Un quarto dell’elettorato sperava piuttosto in Patricia Bullrich, che all’inizio era data per favorita, ma alla fine – man mano che crescevano le quotazioni di Massa – ecco che il potere economico e politico le si è progressivamente allontanato virando verso di lui alla ricerca di benemerenze e vantaggi futuri. Alla fine la Bullrich – che da noi avrebbe potuto essere considerata come una candidata seria, moderata, di centro destra – con il 23,83% dei voti è rimasta esclusa dal secondo turno, mentre Massa ora è nettamente favorito, ma si trova come supporter degli ingombranti compagni viaggio, personaggi che in fondo tutto vogliono salvo che cambino le cose.



Entrambi peronisti (ma il termine è diventato come l’antifascismo italiano: lo sono quasi tutti) la Bullrich e Massa erano sostanzialmente intercambiabili nei programmi ma, al netto della demagogia, entrambi non sembravano e non sembrano capaci di voler veramente dare un taglio a quei privilegi su cui si basa la politica argentina, sia per chi detiene il potere, sia per la sterminata massa di beneficiati che in definitiva vivono proprio di questo. Forse la Bullrich poteva dare qualche possibilità maggiore di cambiamento (per esempio ha accennato alla necessità di tagli e risanamento nella spesa pubblica) e non è un caso che alla fine sia stata l’effettiva perdente tra i favoriti della vigilia. Tutto ciò perché, nonostante tutto sembri negativo, in Argentina metà Paese vive appunto tra sussidi ed elargizioni varie e – francamente – non sembra avere molta voglia di fare sacrifici.

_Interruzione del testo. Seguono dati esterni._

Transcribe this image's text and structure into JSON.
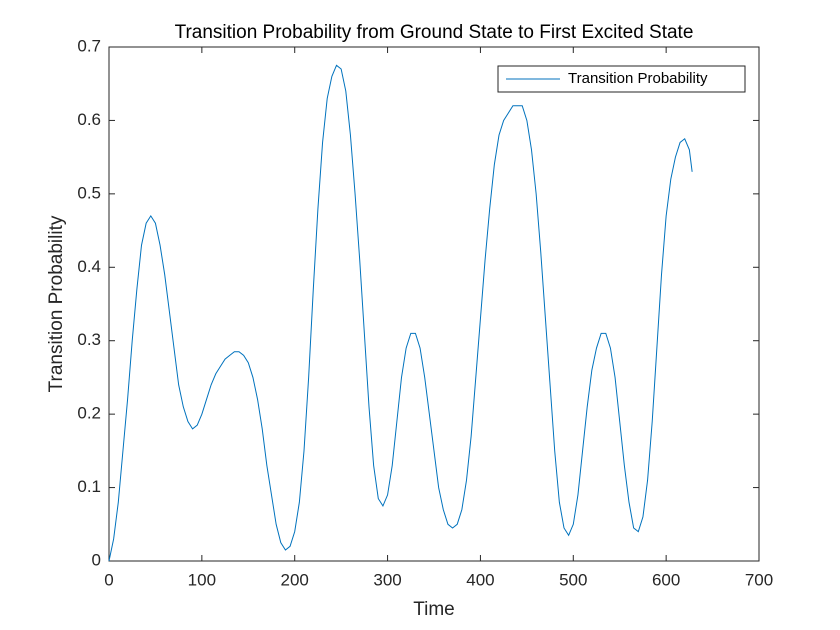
{
  "chart_data": {
    "type": "line",
    "title": "Transition Probability from Ground State to First Excited State",
    "x_label": "Time",
    "y_label": "Transition Probability",
    "xlim": [
      0,
      700
    ],
    "xticks": [
      0,
      100,
      200,
      300,
      400,
      500,
      600,
      700
    ],
    "ylim": [
      0,
      0.7
    ],
    "yticks": [
      0,
      0.1,
      0.2,
      0.3,
      0.4,
      0.5,
      0.6,
      0.7
    ],
    "legend": "northeast",
    "grid": false,
    "x": [
      0,
      5,
      10,
      15,
      20,
      25,
      30,
      35,
      40,
      45,
      50,
      55,
      60,
      65,
      70,
      75,
      80,
      85,
      90,
      95,
      100,
      105,
      110,
      115,
      120,
      125,
      130,
      135,
      140,
      145,
      150,
      155,
      160,
      165,
      170,
      175,
      180,
      185,
      190,
      195,
      200,
      205,
      210,
      215,
      220,
      225,
      230,
      235,
      240,
      245,
      250,
      255,
      260,
      265,
      270,
      275,
      280,
      285,
      290,
      295,
      300,
      305,
      310,
      315,
      320,
      325,
      330,
      335,
      340,
      345,
      350,
      355,
      360,
      365,
      370,
      375,
      380,
      385,
      390,
      395,
      400,
      405,
      410,
      415,
      420,
      425,
      430,
      435,
      440,
      445,
      450,
      455,
      460,
      465,
      470,
      475,
      480,
      485,
      490,
      495,
      500,
      505,
      510,
      515,
      520,
      525,
      530,
      535,
      540,
      545,
      550,
      555,
      560,
      565,
      570,
      575,
      580,
      585,
      590,
      595,
      600,
      605,
      610,
      615,
      620,
      625,
      628
    ],
    "series": [
      {
        "name": "Transition Probability",
        "color": "#0072bd",
        "values": [
          0,
          0.03,
          0.08,
          0.15,
          0.22,
          0.3,
          0.37,
          0.43,
          0.46,
          0.47,
          0.46,
          0.43,
          0.39,
          0.34,
          0.29,
          0.24,
          0.21,
          0.19,
          0.18,
          0.185,
          0.2,
          0.22,
          0.24,
          0.255,
          0.265,
          0.275,
          0.28,
          0.285,
          0.285,
          0.28,
          0.27,
          0.25,
          0.22,
          0.18,
          0.13,
          0.09,
          0.05,
          0.025,
          0.015,
          0.02,
          0.04,
          0.08,
          0.15,
          0.25,
          0.37,
          0.48,
          0.57,
          0.63,
          0.66,
          0.675,
          0.67,
          0.64,
          0.58,
          0.5,
          0.41,
          0.31,
          0.21,
          0.13,
          0.085,
          0.075,
          0.09,
          0.13,
          0.19,
          0.25,
          0.29,
          0.31,
          0.31,
          0.29,
          0.25,
          0.2,
          0.15,
          0.1,
          0.07,
          0.05,
          0.045,
          0.05,
          0.07,
          0.11,
          0.17,
          0.25,
          0.33,
          0.41,
          0.48,
          0.54,
          0.58,
          0.6,
          0.61,
          0.62,
          0.62,
          0.62,
          0.6,
          0.56,
          0.5,
          0.42,
          0.33,
          0.24,
          0.15,
          0.08,
          0.045,
          0.035,
          0.05,
          0.09,
          0.15,
          0.21,
          0.26,
          0.29,
          0.31,
          0.31,
          0.29,
          0.25,
          0.19,
          0.13,
          0.08,
          0.045,
          0.04,
          0.06,
          0.11,
          0.19,
          0.29,
          0.39,
          0.47,
          0.52,
          0.55,
          0.57,
          0.575,
          0.56,
          0.53
        ]
      }
    ]
  }
}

Certamente nessuno può più permettersi di investire in aziende produttive, visto che un esportatore è obbligato a vendere in dollari ufficiali e quindi preferisce trasferirsi in Brasile o in Uruguay, ma si campa comunque in qualche modo lavorando e commerciando in “nero” e senza pensare molto al domani, cullandosi nella dolce speranza che comunque qualcuno alla fine ci penserà. Prospera – o almeno sopravvive – chi ha appunto accesso al mercato nero, chi ha esportato capitali e ha il tesoretto all’estero, chi traffica in una condizione di progressiva iperinflazione e dove, chi può, paga in pesos ma vuole dollari in cambio.

Proprio ricorrere ad una iperinflazione programmata potrebbe essere alla fine una strategia di Massa per ridurre il peso del pregresso deficit pubblico, ma è evidente che questa mossa sarà comunque attuata solo dopo le elezioni mettendo poi ulteriormente in crisi la sanità, i servizi, i pensionati e i dipendenti a reddito fisso: un copione già visto che rischierà di portare il Paese a tumulti e proteste di piazza. L’unica forza per l’Argentina restano e saranno le sue risorse naturali ed agricole (anche se in buona parte ipotecate con i debiti internazionali) con il consueto progressivo ed endemico aumento di differenze sociali nella speranza di non ritrovarsi come vent’anni fa in un nuovo “corralito” (fallimento pubblico) tra turbe di “cartoneros”, le folle di disperati che per mesi hanno campato vivendo di rifiuti e riciclaggio di immondizie.